Test Jitensha Tokyo E-Bike : le fixie électrique pour flemmard

Martin Coulomb · 12 Jan 2023 17:00 ·
Test Jitensha Tokyo E-Bike : le fixie électrique pour flemmard

D’un fixie, il a tous les attributs : un cadre épuré, un look ravageur, un pignon fixe et un profil d’avaleur de bitume lissé. Mais le Jitensha Tokyo E-Bike est un fixie de feignasse puisqu’il est équipé d’un moteur électrique. Scandale ou géniale idée ? On l’a eu une semaine pour trancher.

Le fixie c’est l’arme urbaine par excellence. Léger, compact, ultra-maniable, rapide quand on l’a bien lancé, ce profil de cycle est taillé pour la ville. Bien sûr, avec son pignon fixe il doit impérativement s’accompagner de solides cuisses pour en tirer la quintessence… Et si on file vers sa version la plus extrême, il ne possède pas de freins, s’arrête en slidant et exige un mouvement constant du pédalier.

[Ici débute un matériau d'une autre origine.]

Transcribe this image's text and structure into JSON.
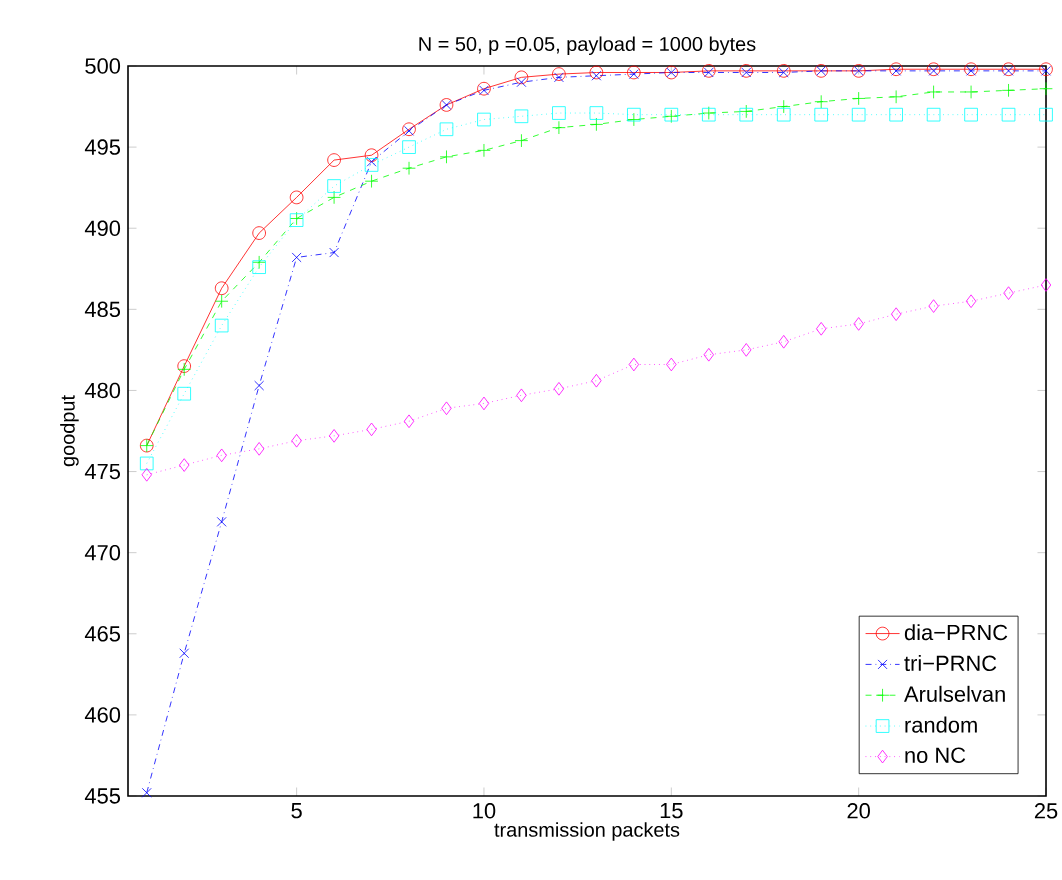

Depuis quelques années pourtant, le fixie s’est un brin assoupli. On lui colle une roue libre, on ose lui ajouter des freins mais on le customise toujours à l’envi. « Pourquoi pas lui mettre un moteur électrique tant qu’on y est !? » crie le puriste. C’est pourtant ce qu’a osé Jitensha avec son Tokyo E-Bike.

L’élégance incarnée

Ce nom fleure bon le mont Fuji, les fleurs de cerisiers et la zénitude (ok on arrête les clichés…), mais Jitensha est bien une marque française. Lancée en 2017 par Nicolas Baruch, son usine d’assemblage est même à Annecy, en Haute-Savoie. Et oui, si le doute persistait, Jitensha veut bien dire vélo en japonais. La volonté initiale ? Créer un cycle épuré, élégant, sobre avec un aspect brut, presque minimaliste.

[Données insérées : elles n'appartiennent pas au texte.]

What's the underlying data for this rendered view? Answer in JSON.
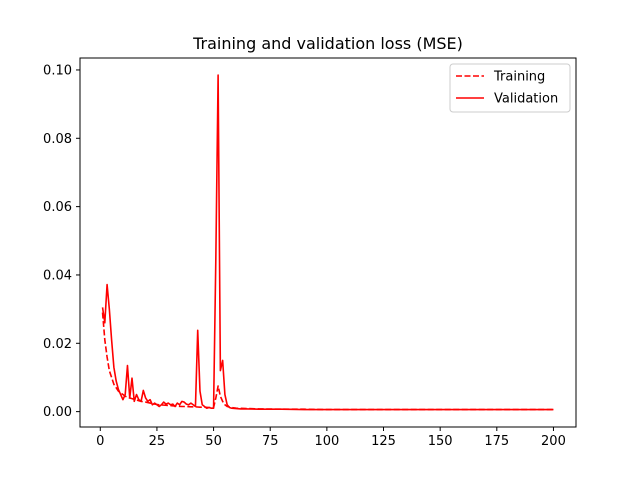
{
  "chart_data": {
    "type": "line",
    "title": "Training and validation loss (MSE)",
    "xlabel": "",
    "ylabel": "",
    "xlim": [
      -8.95,
      209.95
    ],
    "ylim": [
      -0.0045,
      0.1035
    ],
    "xticks": [
      0,
      25,
      50,
      75,
      100,
      125,
      150,
      175,
      200
    ],
    "xtick_labels": [
      "0",
      "25",
      "50",
      "75",
      "100",
      "125",
      "150",
      "175",
      "200"
    ],
    "yticks": [
      0.0,
      0.02,
      0.04,
      0.06,
      0.08,
      0.1
    ],
    "ytick_labels": [
      "0.00",
      "0.02",
      "0.04",
      "0.06",
      "0.08",
      "0.10"
    ],
    "grid": false,
    "legend_position": "top-right",
    "series": [
      {
        "name": "Training",
        "color": "#ff0000",
        "style": "dashed",
        "x": [
          1,
          2,
          3,
          4,
          5,
          6,
          7,
          8,
          9,
          10,
          11,
          12,
          13,
          14,
          15,
          16,
          17,
          18,
          19,
          20,
          22,
          24,
          26,
          28,
          30,
          32,
          34,
          36,
          38,
          40,
          42,
          44,
          46,
          48,
          50,
          51,
          52,
          53,
          54,
          55,
          56,
          58,
          60,
          65,
          70,
          80,
          90,
          100,
          120,
          140,
          160,
          180,
          200
        ],
        "y": [
          0.029,
          0.021,
          0.016,
          0.012,
          0.01,
          0.008,
          0.007,
          0.006,
          0.0055,
          0.005,
          0.0045,
          0.0042,
          0.004,
          0.0038,
          0.0036,
          0.0034,
          0.0032,
          0.003,
          0.0029,
          0.0028,
          0.0025,
          0.0022,
          0.002,
          0.0019,
          0.0018,
          0.0017,
          0.0016,
          0.0015,
          0.0015,
          0.0014,
          0.0014,
          0.0013,
          0.0013,
          0.0012,
          0.0012,
          0.004,
          0.0075,
          0.0045,
          0.003,
          0.002,
          0.0015,
          0.0012,
          0.001,
          0.0009,
          0.0008,
          0.0007,
          0.0007,
          0.0006,
          0.0006,
          0.0006,
          0.0006,
          0.0006,
          0.0006
        ]
      },
      {
        "name": "Validation",
        "color": "#ff0000",
        "style": "solid",
        "x": [
          1,
          2,
          3,
          4,
          5,
          6,
          7,
          8,
          9,
          10,
          11,
          12,
          13,
          14,
          15,
          16,
          17,
          18,
          19,
          20,
          21,
          22,
          23,
          24,
          25,
          26,
          27,
          28,
          29,
          30,
          31,
          32,
          33,
          34,
          35,
          36,
          37,
          38,
          39,
          40,
          41,
          42,
          43,
          44,
          45,
          46,
          47,
          48,
          49,
          50,
          51,
          52,
          53,
          54,
          55,
          56,
          57,
          58,
          60,
          62,
          65,
          70,
          80,
          90,
          100,
          110,
          120,
          130,
          140,
          150,
          160,
          170,
          180,
          190,
          200
        ],
        "y": [
          0.0305,
          0.026,
          0.0372,
          0.03,
          0.021,
          0.013,
          0.009,
          0.0065,
          0.005,
          0.0035,
          0.005,
          0.0135,
          0.004,
          0.0098,
          0.003,
          0.005,
          0.0035,
          0.003,
          0.0062,
          0.004,
          0.003,
          0.0035,
          0.002,
          0.0025,
          0.002,
          0.0015,
          0.002,
          0.0028,
          0.0022,
          0.0025,
          0.002,
          0.0022,
          0.0015,
          0.0025,
          0.002,
          0.003,
          0.0028,
          0.0022,
          0.002,
          0.0025,
          0.002,
          0.0015,
          0.0238,
          0.006,
          0.002,
          0.0015,
          0.001,
          0.0012,
          0.001,
          0.001,
          0.045,
          0.0985,
          0.012,
          0.015,
          0.005,
          0.002,
          0.0012,
          0.001,
          0.0009,
          0.0008,
          0.0008,
          0.0007,
          0.0007,
          0.0006,
          0.0006,
          0.0006,
          0.0006,
          0.0006,
          0.0006,
          0.0006,
          0.0006,
          0.0006,
          0.0006,
          0.0006,
          0.0006
        ]
      }
    ]
  }
}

Le résultat est esthétiquement très réussi et place d’entrée ce vélo dans la bonne case : celle des fixies qu’on a envie de suspendre au mur du salon. Ce vélo est clairement un objet tendance en plus d’être pratique. D’ailleurs, si le puriste qui sommeille en vous n’assume plus l’assistance électrique, il est possible de retrouver les joies du pignon fixe en changeant simplement la roue arrière.

L’ultra personnalisation

Outre son design très élégant, l’énorme avantage d’un vélo électrique Jitensha est son degré de personnalisation. Deux types de cadres sont ainsi proposés, l’un fermé (comme sur notre modèle d’essai Tokyo), l’autre plus ouvert nommé Paris qui favorise une plus grande praticité. Seul le Tokyo est disponible en trois tailles de cadre (S, M, L) et peut se parer de sept couleurs principales différentes (Chrome, White, Black, Matcha, Copper, Concrete et Kuri).

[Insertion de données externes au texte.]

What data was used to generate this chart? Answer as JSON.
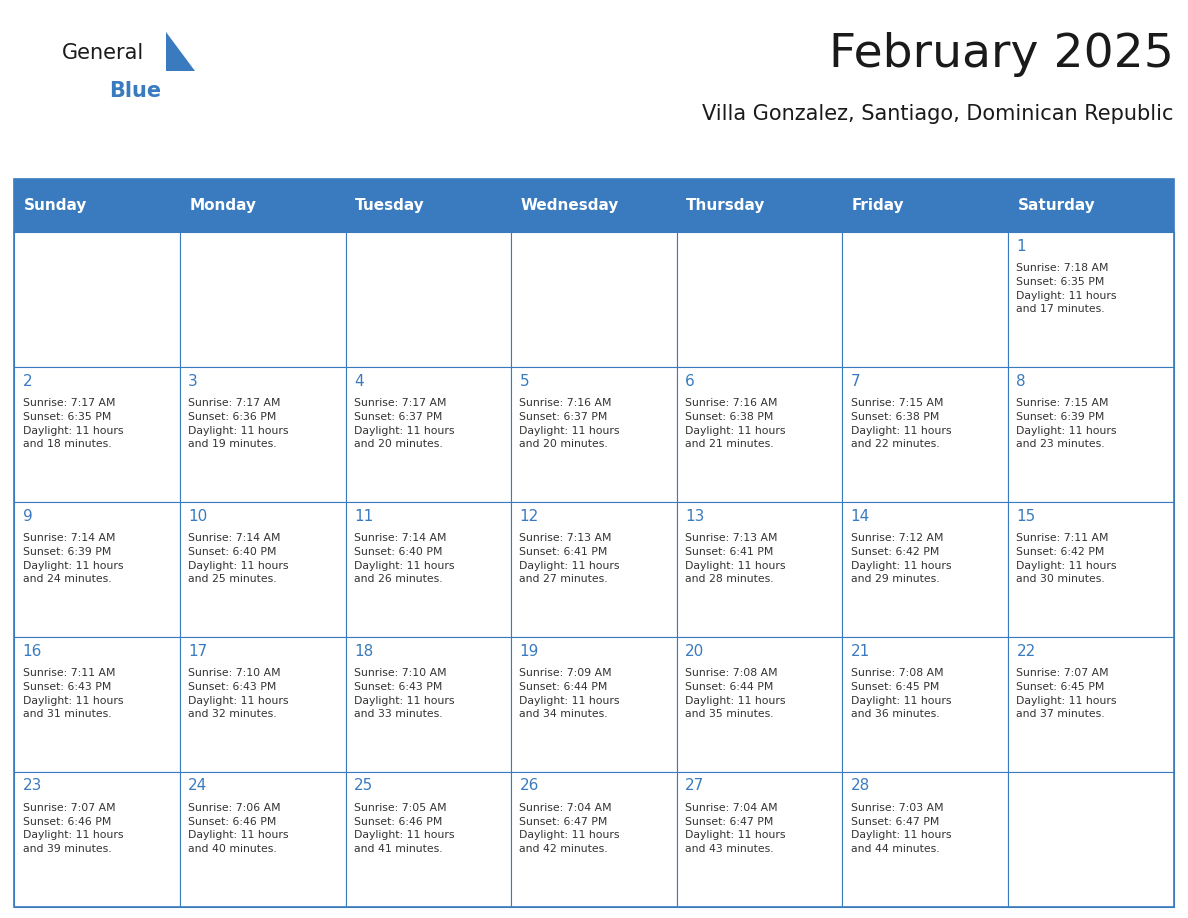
{
  "title": "February 2025",
  "subtitle": "Villa Gonzalez, Santiago, Dominican Republic",
  "header_bg_color": "#3a7bbf",
  "header_text_color": "#ffffff",
  "border_color": "#3a7bbf",
  "title_color": "#1a1a1a",
  "subtitle_color": "#1a1a1a",
  "day_num_color": "#3a7bbf",
  "cell_text_color": "#333333",
  "logo_general_color": "#1a1a1a",
  "logo_blue_color": "#3a7bbf",
  "day_headers": [
    "Sunday",
    "Monday",
    "Tuesday",
    "Wednesday",
    "Thursday",
    "Friday",
    "Saturday"
  ],
  "weeks": [
    [
      {
        "day": null,
        "text": ""
      },
      {
        "day": null,
        "text": ""
      },
      {
        "day": null,
        "text": ""
      },
      {
        "day": null,
        "text": ""
      },
      {
        "day": null,
        "text": ""
      },
      {
        "day": null,
        "text": ""
      },
      {
        "day": 1,
        "text": "Sunrise: 7:18 AM\nSunset: 6:35 PM\nDaylight: 11 hours\nand 17 minutes."
      }
    ],
    [
      {
        "day": 2,
        "text": "Sunrise: 7:17 AM\nSunset: 6:35 PM\nDaylight: 11 hours\nand 18 minutes."
      },
      {
        "day": 3,
        "text": "Sunrise: 7:17 AM\nSunset: 6:36 PM\nDaylight: 11 hours\nand 19 minutes."
      },
      {
        "day": 4,
        "text": "Sunrise: 7:17 AM\nSunset: 6:37 PM\nDaylight: 11 hours\nand 20 minutes."
      },
      {
        "day": 5,
        "text": "Sunrise: 7:16 AM\nSunset: 6:37 PM\nDaylight: 11 hours\nand 20 minutes."
      },
      {
        "day": 6,
        "text": "Sunrise: 7:16 AM\nSunset: 6:38 PM\nDaylight: 11 hours\nand 21 minutes."
      },
      {
        "day": 7,
        "text": "Sunrise: 7:15 AM\nSunset: 6:38 PM\nDaylight: 11 hours\nand 22 minutes."
      },
      {
        "day": 8,
        "text": "Sunrise: 7:15 AM\nSunset: 6:39 PM\nDaylight: 11 hours\nand 23 minutes."
      }
    ],
    [
      {
        "day": 9,
        "text": "Sunrise: 7:14 AM\nSunset: 6:39 PM\nDaylight: 11 hours\nand 24 minutes."
      },
      {
        "day": 10,
        "text": "Sunrise: 7:14 AM\nSunset: 6:40 PM\nDaylight: 11 hours\nand 25 minutes."
      },
      {
        "day": 11,
        "text": "Sunrise: 7:14 AM\nSunset: 6:40 PM\nDaylight: 11 hours\nand 26 minutes."
      },
      {
        "day": 12,
        "text": "Sunrise: 7:13 AM\nSunset: 6:41 PM\nDaylight: 11 hours\nand 27 minutes."
      },
      {
        "day": 13,
        "text": "Sunrise: 7:13 AM\nSunset: 6:41 PM\nDaylight: 11 hours\nand 28 minutes."
      },
      {
        "day": 14,
        "text": "Sunrise: 7:12 AM\nSunset: 6:42 PM\nDaylight: 11 hours\nand 29 minutes."
      },
      {
        "day": 15,
        "text": "Sunrise: 7:11 AM\nSunset: 6:42 PM\nDaylight: 11 hours\nand 30 minutes."
      }
    ],
    [
      {
        "day": 16,
        "text": "Sunrise: 7:11 AM\nSunset: 6:43 PM\nDaylight: 11 hours\nand 31 minutes."
      },
      {
        "day": 17,
        "text": "Sunrise: 7:10 AM\nSunset: 6:43 PM\nDaylight: 11 hours\nand 32 minutes."
      },
      {
        "day": 18,
        "text": "Sunrise: 7:10 AM\nSunset: 6:43 PM\nDaylight: 11 hours\nand 33 minutes."
      },
      {
        "day": 19,
        "text": "Sunrise: 7:09 AM\nSunset: 6:44 PM\nDaylight: 11 hours\nand 34 minutes."
      },
      {
        "day": 20,
        "text": "Sunrise: 7:08 AM\nSunset: 6:44 PM\nDaylight: 11 hours\nand 35 minutes."
      },
      {
        "day": 21,
        "text": "Sunrise: 7:08 AM\nSunset: 6:45 PM\nDaylight: 11 hours\nand 36 minutes."
      },
      {
        "day": 22,
        "text": "Sunrise: 7:07 AM\nSunset: 6:45 PM\nDaylight: 11 hours\nand 37 minutes."
      }
    ],
    [
      {
        "day": 23,
        "text": "Sunrise: 7:07 AM\nSunset: 6:46 PM\nDaylight: 11 hours\nand 39 minutes."
      },
      {
        "day": 24,
        "text": "Sunrise: 7:06 AM\nSunset: 6:46 PM\nDaylight: 11 hours\nand 40 minutes."
      },
      {
        "day": 25,
        "text": "Sunrise: 7:05 AM\nSunset: 6:46 PM\nDaylight: 11 hours\nand 41 minutes."
      },
      {
        "day": 26,
        "text": "Sunrise: 7:04 AM\nSunset: 6:47 PM\nDaylight: 11 hours\nand 42 minutes."
      },
      {
        "day": 27,
        "text": "Sunrise: 7:04 AM\nSunset: 6:47 PM\nDaylight: 11 hours\nand 43 minutes."
      },
      {
        "day": 28,
        "text": "Sunrise: 7:03 AM\nSunset: 6:47 PM\nDaylight: 11 hours\nand 44 minutes."
      },
      {
        "day": null,
        "text": ""
      }
    ]
  ]
}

Deux finitions, noir ou alu, pour le guidon, la fourche et le pédalier viennent compléter le décor. On peut même choisir parmi six selles (trois de série et trois Brooks avec supplément de 130€) et trois coloris différents (Black, Brown et Camel). Pour parfaire le tout, deux types de pneus sont possibles : full black ou bi-ton noir/marron pour un look toujours plus vintage. On peut aussi opter pour des garde-boue ou un petit support de panier avant. Autant dire que les combinaisons sont nombreuses et que chaque Jitensha est quasi unique.

Un vélo électrique taillé pour la ville

Petit regret, le nôtre est presque entièrement noir… On aurait adoré rouler avec ces teintes cuivrées (Copper ou Kuri) qui claquaient fort dans le showroom ou même avec ce Matcha, un vert très dense d’un chic fou. Peu importe, le défilé de mode sera pour plus tard.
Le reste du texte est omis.